4. In the next step, everything should be clear - just restore the dump. But behind it, the /init.sql/* construct /init.sql/* apply all SQL scripts from this directory during the image creation (as opposed to standard extension scripts). This is where we do the necessary obfuscation of data, sampling, cleaning, adding test users, etc.
   
   • This execution of all scripts will allow the next time not to touch the build procedure, but only add a couple of files to this directory, doing something else with your data!
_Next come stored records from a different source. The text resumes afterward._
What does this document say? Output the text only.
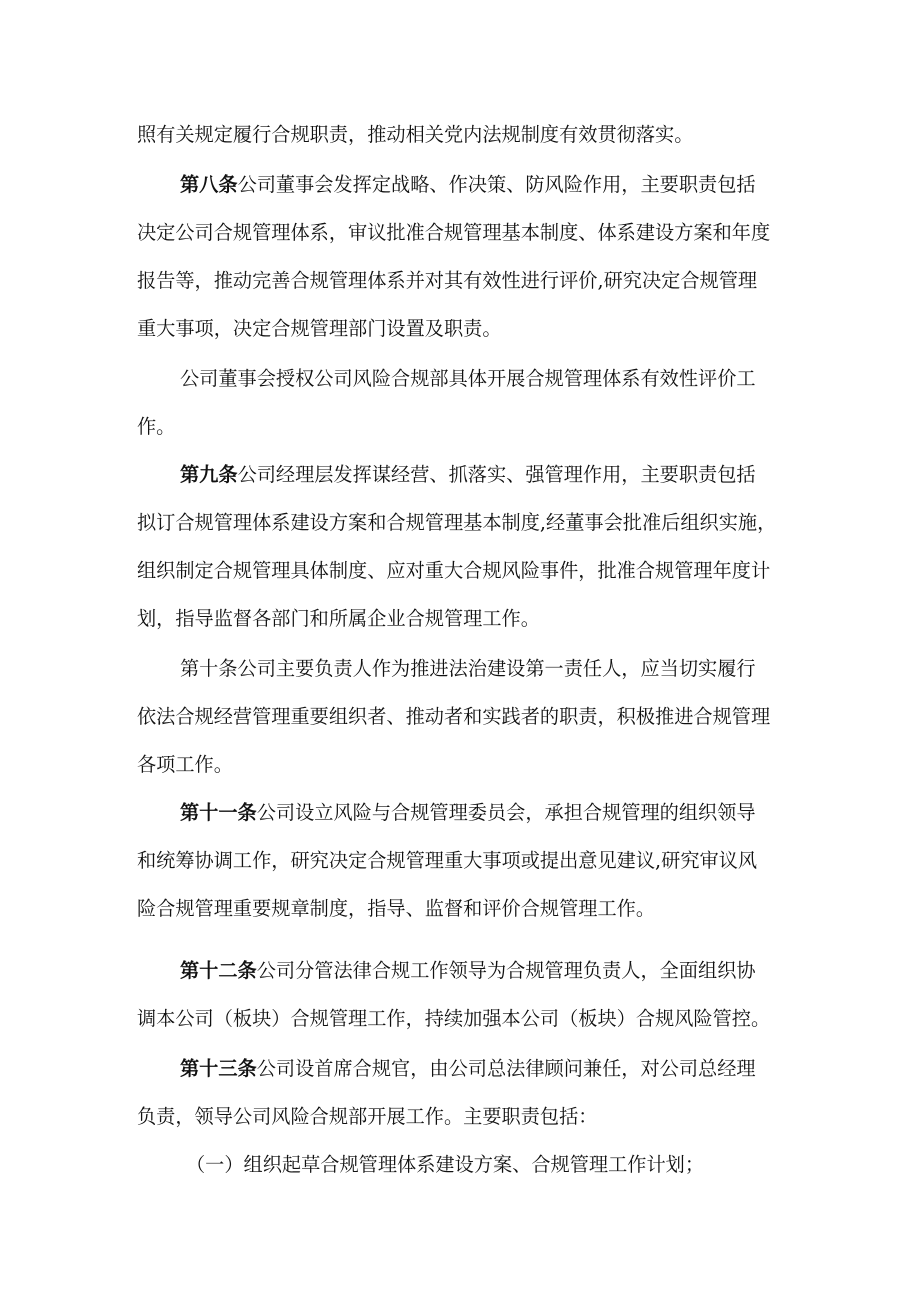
照有关规定履行合规职责，推动相关党内法规制度有效贯彻落实。
第八条公司董事会发挥定战略、作决策、防风险作用，主要职责包括
决定公司合规管理体系，审议批准合规管理基本制度、体系建设方案和年度
报告等，推动完善合规管理体系并对其有效性进行评价,研究决定合规管理
重大事项，决定合规管理部门设置及职责。
公司董事会授权公司风险合规部具体开展合规管理体系有效性评价工
作。
第九条公司经理层发挥谋经营、抓落实、强管理作用，主要职责包括
拟订合规管理体系建设方案和合规管理基本制度,经董事会批准后组织实施，
组织制定合规管理具体制度、应对重大合规风险事件，批准合规管理年度计
划，指导监督各部门和所属企业合规管理工作。
第十条公司主要负责人作为推进法治建设第一责任人，应当切实履行
依法合规经营管理重要组织者、推动者和实践者的职责，积极推进合规管理
各项工作。
第十一条公司设立风险与合规管理委员会，承担合规管理的组织领导
和统筹协调工作，研究决定合规管理重大事项或提出意见建议,研究审议风
险合规管理重要规章制度，指导、监督和评价合规管理工作。
第十二条公司分管法律合规工作领导为合规管理负责人，全面组织协
调本公司（板块）合规管理工作，持续加强本公司（板块）合规风险管控。
第十三条公司设首席合规官，由公司总法律顾问兼任，对公司总经理
负责，领导公司风险合规部开展工作。主要职责包括：
（一）组织起草合规管理体系建设方案、合规管理工作计划；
5. To reduce the image and also make it a bit more efficient, we perform a full vacuum on it with analysis .
   
   • It is worth noting that this is what allows us to start Postgres with auto-vacuum turned off ( --autovacuum=off ) to speed up imports.
   • Also, for the purpose of reducing the image, I continue to use pg_resetxlog to reset and not include accumulated WAL . And when I start, I use --max_wal_size=3GB to increase the file size and not rotate it once again.
   • Cleaning the APT cache is standard following the best practice guidelines.

The finished image can only assign a tag and push into the repository. Most often, of course, it will be a private repository, if you are not working on some kind of public data sample.

I will be very happy if it helps someone to make his process of preparing the creation of test images with the data even a little easier.